Como puede verse, la preparación de este aceite de la unción implicaba agregar al aceite de olivas las especias de mirra, canela y cálamo.

 

Respecto del aceite de olivas, la información que da relevancia para la comprensión del simbolismo aunado dicho aceite, es que el mismo estaba hecho de olivas y estas debían ser machacadas. La imagen del olivo señala a la familia de Dios (Romanos 11:11-24), por su parte la referencia al machacar apunta al proceso de acrisolamiento mediante los cuales los hijos de Dios van adquiriendo el carácter perfecto y santo de Dios (1 Pedro 1:7; Job 23:10).

 

En cuanto a las especias que se le agregaban la característica común es que las tres —mirra, canela y cálamo— son preponderantemente aromáticas, es decir, no hay manera que pasen desapercibidas. Sobre esto la vida cristiana debe ser vivida de forma tan íntegra que pueda la misma ser esa luz del mundo y sal de la tierra a la que Jesús hacía referencia (Mateo 5:13-16).
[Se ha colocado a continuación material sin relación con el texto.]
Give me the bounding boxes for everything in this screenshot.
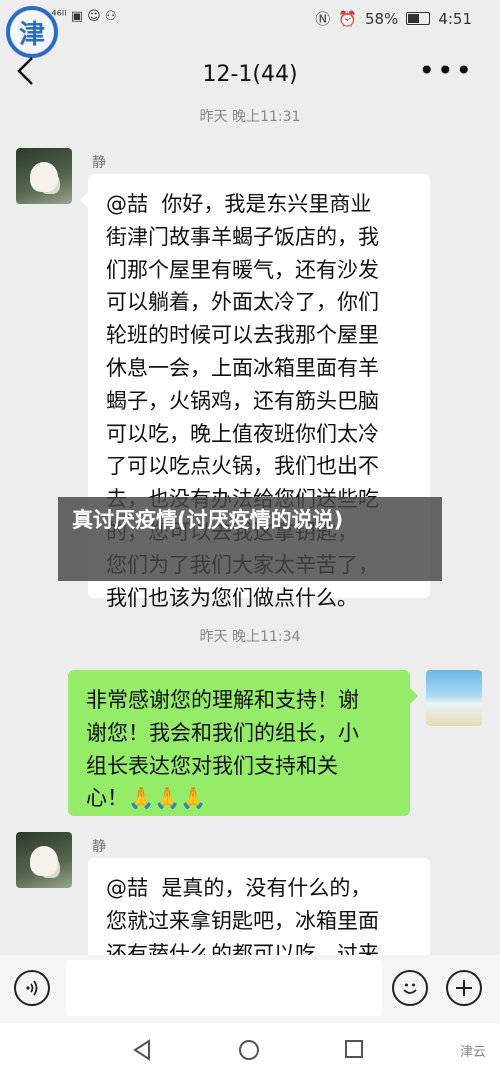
- plus-icon[interactable]: [446, 970, 482, 1006]
- message-bubble[interactable]: @喆 是真的，没有什么的， 您就过来拿钥匙吧，冰箱里面 还有蔬什么的都可以吃，过…: [88, 858, 430, 958]
- voice-icon[interactable]: [14, 970, 50, 1006]
- input-bar: [0, 955, 500, 1023]
- status-bar: ⁴⁶ᴵᴵ ⁴⁶ᴵᴵ ▣ ☺ ⚇ Ⓝ ⏰ 58% 4:51: [0, 0, 500, 36]
- source-watermark: 津云: [459, 1045, 486, 1060]
- clock: 4:51: [438, 9, 472, 28]
- message-text: @喆 是真的，没有什么的， 您就过来拿钥匙吧，冰箱里面 还有蔬什么的都可以吃，过…: [106, 876, 379, 958]
- avatar-self[interactable]: [426, 670, 482, 726]
- nfc-icon: Ⓝ: [315, 10, 331, 28]
- nav-home-icon[interactable]: [238, 1039, 260, 1067]
- system-nav-bar: 津云: [0, 1023, 500, 1079]
- nav-back-icon[interactable]: [132, 1039, 152, 1067]
- avatar[interactable]: [16, 148, 72, 204]
- message-input[interactable]: [66, 960, 382, 1016]
- battery-icon: [406, 12, 431, 25]
- message-text: 非常感谢您的理解和支持！谢 谢您！我会和我们的组长，小 组长表达您对我们支持和关…: [86, 688, 359, 811]
- message-bubble-own[interactable]: 非常感谢您的理解和支持！谢 谢您！我会和我们的组长，小 组长表达您对我们支持和关…: [68, 670, 418, 816]
- caption-overlay: 真讨厌疫情(讨厌疫情的说说): [58, 497, 442, 581]
- nav-recents-icon[interactable]: [344, 1039, 364, 1065]
- status-right: Ⓝ ⏰ 58% 4:51: [315, 8, 472, 29]
- avatar[interactable]: [16, 832, 72, 888]
- more-options-icon[interactable]: •••: [418, 54, 474, 87]
- timestamp: 昨天 晚上11:34: [199, 629, 301, 645]
- battery-percent: 58%: [364, 9, 399, 28]
- sender-name: 静: [92, 155, 106, 171]
- timestamp: 昨天 晚上11:31: [199, 109, 301, 125]
- chat-header: 12-1(44) •••: [0, 40, 500, 104]
- alarm-icon: ⏰: [338, 9, 357, 28]
- sender-name: 静: [92, 839, 106, 855]
- emoji-icon[interactable]: [392, 970, 428, 1006]
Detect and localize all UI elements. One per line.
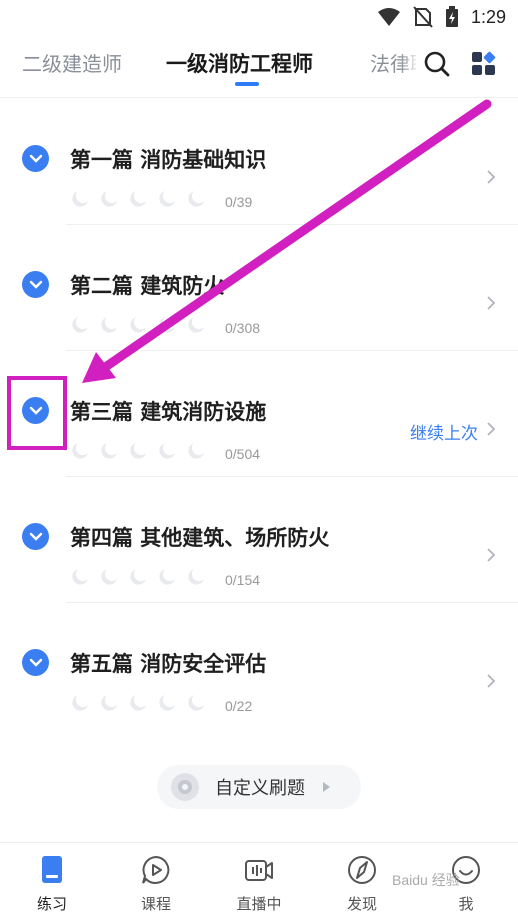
moon-icon xyxy=(101,191,117,207)
moon-icon xyxy=(72,695,88,711)
moon-icon xyxy=(188,569,204,585)
moon-rating xyxy=(70,441,206,461)
moon-icon xyxy=(159,443,175,459)
chapter-progress: 0/154 xyxy=(225,572,261,588)
no-sim-icon xyxy=(413,6,433,28)
tab-first-class-fire-engineer[interactable]: 一级消防工程师 xyxy=(166,48,313,78)
chevron-right-icon xyxy=(487,422,496,436)
custom-practice-label: 自定义刷题 xyxy=(215,778,305,799)
moon-icon xyxy=(130,317,146,333)
chapter-title: 第五篇 消防安全评估 xyxy=(70,652,267,676)
expand-chevron-badge[interactable] xyxy=(22,145,49,172)
top-tab-bar: 二级建造师 一级消防工程师 法律职 xyxy=(0,36,518,98)
nav-practice[interactable]: 练习 xyxy=(17,853,87,914)
status-icons: 1:29 xyxy=(377,6,506,28)
chapter-progress: 0/22 xyxy=(225,698,253,714)
moon-icon xyxy=(101,317,117,333)
chapter-title: 第一篇 消防基础知识 xyxy=(70,148,267,172)
moon-icon xyxy=(101,569,117,585)
expand-chevron-badge[interactable] xyxy=(22,397,49,424)
moon-icon xyxy=(159,695,175,711)
moon-icon xyxy=(188,443,204,459)
moon-rating xyxy=(70,693,206,713)
moon-icon xyxy=(101,695,117,711)
nav-courses[interactable]: 课程 xyxy=(121,853,191,914)
chevron-right-icon xyxy=(487,548,496,562)
moon-icon xyxy=(159,191,175,207)
expand-chevron-badge[interactable] xyxy=(22,271,49,298)
status-bar: 1:29 xyxy=(0,0,518,36)
moon-icon xyxy=(130,569,146,585)
moon-icon xyxy=(188,317,204,333)
chapter-progress: 0/504 xyxy=(225,446,261,462)
moon-icon xyxy=(72,317,88,333)
tab-fade-mask xyxy=(400,44,420,80)
moon-icon xyxy=(188,695,204,711)
chevron-right-icon xyxy=(487,170,496,184)
moon-rating xyxy=(70,189,206,209)
play-bubble-icon xyxy=(142,855,170,884)
chevron-down-icon xyxy=(29,406,42,415)
active-tab-indicator xyxy=(235,82,259,86)
moon-rating xyxy=(70,315,206,335)
tab-second-class-constructor[interactable]: 二级建造师 xyxy=(22,48,122,77)
moon-icon xyxy=(130,695,146,711)
wifi-icon xyxy=(377,8,400,26)
play-arrow-icon xyxy=(323,782,330,792)
chapter-title: 第四篇 其他建筑、场所防火 xyxy=(70,526,330,550)
live-camera-icon xyxy=(245,860,273,881)
expand-chevron-badge[interactable] xyxy=(22,649,49,676)
nav-live[interactable]: 直播中 xyxy=(224,853,294,914)
nav-label: 练习 xyxy=(36,895,67,913)
nav-label: 发现 xyxy=(346,895,377,913)
category-grid-icon[interactable] xyxy=(470,50,498,78)
chapter-progress: 0/39 xyxy=(225,194,253,210)
moon-icon xyxy=(101,443,117,459)
chevron-down-icon xyxy=(29,280,42,289)
nav-label: 我 xyxy=(458,895,474,913)
status-time: 1:29 xyxy=(470,6,506,27)
chapter-row-3[interactable]: 第三篇 建筑消防设施 0/504 继续上次 xyxy=(0,351,518,477)
nav-label: 直播中 xyxy=(236,895,282,913)
battery-charging-icon xyxy=(445,6,458,27)
moon-icon xyxy=(72,191,88,207)
baidu-watermark: Baidu 经验 xyxy=(392,872,460,888)
chapter-progress: 0/308 xyxy=(225,320,261,336)
custom-practice-button[interactable]: 自定义刷题 xyxy=(157,765,361,809)
disc-icon xyxy=(171,773,199,801)
chevron-down-icon xyxy=(29,154,42,163)
moon-icon xyxy=(130,191,146,207)
nav-discover[interactable]: 发现 xyxy=(327,853,397,914)
nav-label: 课程 xyxy=(140,895,171,913)
moon-rating xyxy=(70,567,206,587)
moon-icon xyxy=(188,191,204,207)
resume-last-link[interactable]: 继续上次 xyxy=(410,419,478,444)
chapter-title: 第三篇 建筑消防设施 xyxy=(70,400,267,424)
chapter-row-5[interactable]: 第五篇 消防安全评估 0/22 xyxy=(0,603,518,729)
moon-icon xyxy=(130,443,146,459)
compass-icon xyxy=(348,856,376,884)
moon-icon xyxy=(72,569,88,585)
moon-icon xyxy=(159,569,175,585)
expand-chevron-badge[interactable] xyxy=(22,523,49,550)
search-icon[interactable] xyxy=(423,50,451,78)
chapter-row-2[interactable]: 第二篇 建筑防火 0/308 xyxy=(0,225,518,351)
chevron-down-icon xyxy=(29,532,42,541)
chapter-row-1[interactable]: 第一篇 消防基础知识 0/39 xyxy=(0,99,518,225)
book-icon xyxy=(42,856,62,883)
chevron-down-icon xyxy=(29,658,42,667)
moon-icon xyxy=(159,317,175,333)
chevron-right-icon xyxy=(487,296,496,310)
chevron-right-icon xyxy=(487,674,496,688)
moon-icon xyxy=(72,443,88,459)
chapter-title: 第二篇 建筑防火 xyxy=(70,274,225,298)
chapter-row-4[interactable]: 第四篇 其他建筑、场所防火 0/154 xyxy=(0,477,518,603)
Con todo y todo las tres se diferencian entre sí aunque —como parte de la simbología entregada donde las tres son parte de un mismo aceite— las tres identifican las características de una misma cosa: los hijos de Dios quienes han llegado a reflejar la imagen de Cristo (2 Corintios 3:18; 1 Juan 3:2; Efesios 4:13; Gálatas 4:19)

 

La mirra, usada en cuestiones relacionadas con el dolor o la muerte, está relacionada con la función de profeta —función preponderantemente desempeñada por Cristo hasta su muerte (Mr. 15:23; Jn. 19:39)—; el cálamo, que crece en los afluentes de los ríos, símbolo del Espíritu Santo de Dios (Isaías 44:3; Juan 7:38) está relacionado con la función de sacerdote —función preponderantemente desempeñada por Cristo desde su ascensión al cielo y hasta su regreso—; y la canela, árbol frondoso que puede alcanzar una altura entre 10 a 15 metros de altura, símbolo de grandes hombres (Daniel, 4:22; Ezequiel  31:3), está relacionado con la función de rey —función preponderantemente ha desempeñar por Cristo a su regreso y por toda la eternidad—.

 

Ahora bien, si viene es cierto que el simbolismo aunado al aceite de la unción referido a los cristianos tiene que ver con ese llamamiento al que se he respondido para llegar a ser como Cristo, es interesante que en las instrucciones dadas por Dios a Su pueblo en lo que se conoce como Antiguo Testamento también se ungían los objetos apartados para el servicio referido al culto, lo cual significa que todo lo que los elegidos llegan a hacer debe verse impactado por esa perfección y santidad que están llamados a reflejar: “Y todo lo que hagáis, hacedlo de corazón, como para el Señor y no para los hombres; sabiendo que del Señor recibiréis la recompensa de la herencia, porque a Cristo el Señor servís” (Colosenses 3:23-24).

 

El mandamiento contemplado en las leyes mosaicas de que no se puede fabricar aceite común con los mismos ingredientes que el aceite para ungir, sigue vigente más sin embargo espiritualizado referido a los cristianos que al haber respondido al llamamiento del Padre para venir a salvación en el presente siglo, han sido ungidos con su Espíritu buscando el llegar a ser como Cristo, hijos de Dios que lleguen a servir al Padre en perfección y santidad como profetas, sacerdotes y reyes.